3. Immunohistochemistry and electron microscopy.
4. Silver staining with silver.
5. X-ray barium enema: When the appendix is filled with tincture, it can be seen that there is irregular circular filling defect in the distal cavity, the local lumen can be enlarged, and a few carcinoids occur in the base, then the appendix can not be developed.
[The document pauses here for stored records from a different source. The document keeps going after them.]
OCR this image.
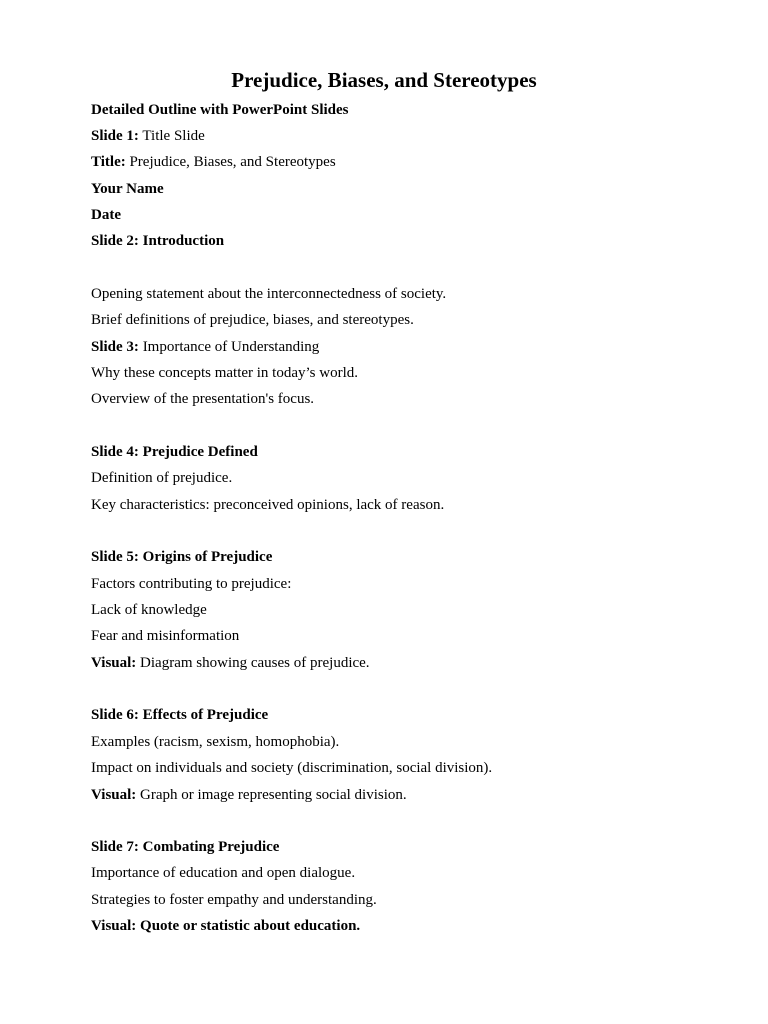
Prejudice, Biases, and Stereotypes

Detailed Outline with PowerPoint Slides

Slide 1: Title Slide

Title: Prejudice, Biases, and Stereotypes

Your Name

Date

Slide 2: Introduction

Opening statement about the interconnectedness of society.

Brief definitions of prejudice, biases, and stereotypes.

Slide 3: Importance of Understanding

Why these concepts matter in today’s world.

Overview of the presentation's focus.

Slide 4: Prejudice Defined

Definition of prejudice.

Key characteristics: preconceived opinions, lack of reason.

Slide 5: Origins of Prejudice

Factors contributing to prejudice:

Lack of knowledge

Fear and misinformation

Visual: Diagram showing causes of prejudice.

Slide 6: Effects of Prejudice

Examples (racism, sexism, homophobia).

Impact on individuals and society (discrimination, social division).

Visual: Graph or image representing social division.

Slide 7: Combating Prejudice

Importance of education and open dialogue.

Strategies to foster empathy and understanding.

Visual: Quote or statistic about education.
6. B-ultrasound examination: B-ultrasound examination of the right lower abdomen may find that the appendix is agglomerate, the density is uniform, and the border is relatively clear echo, but since the appendix carcinoids are mostly less than 2cm, and most of them are located at the tail of the appendix, they are The diagnosis has some value, but the sensitivity is not high and it is not specific.
Diagnosis
Diagnosis and differentiation of appendix carcinoid
Diagnosis should be clear whether the tumor is benign or malignant, whether it is accompanied by metastasis, metastasis is the standard for clinical diagnosis of malignancy. Histology can make a preliminary judgment from the diameter of the tumor and the infiltration of surrounding tissues. Yang Feng believes that the size of the tumor can be used as a judgment. Whether there is a reliable indicator of the degree of metastasis and malignancy: that is, the diameter of the appendix carcinoid <0.5cm can be regarded as benign; the diameter of 0.5 to 1.5cm can be regarded as a borderline tumor; the diameter >1.5cm has a clear transfer or diameter >2cm It is considered to be low-grade malignant, and whether it has a muscular or serosal invasion is not an indicator of the degree of malignancy.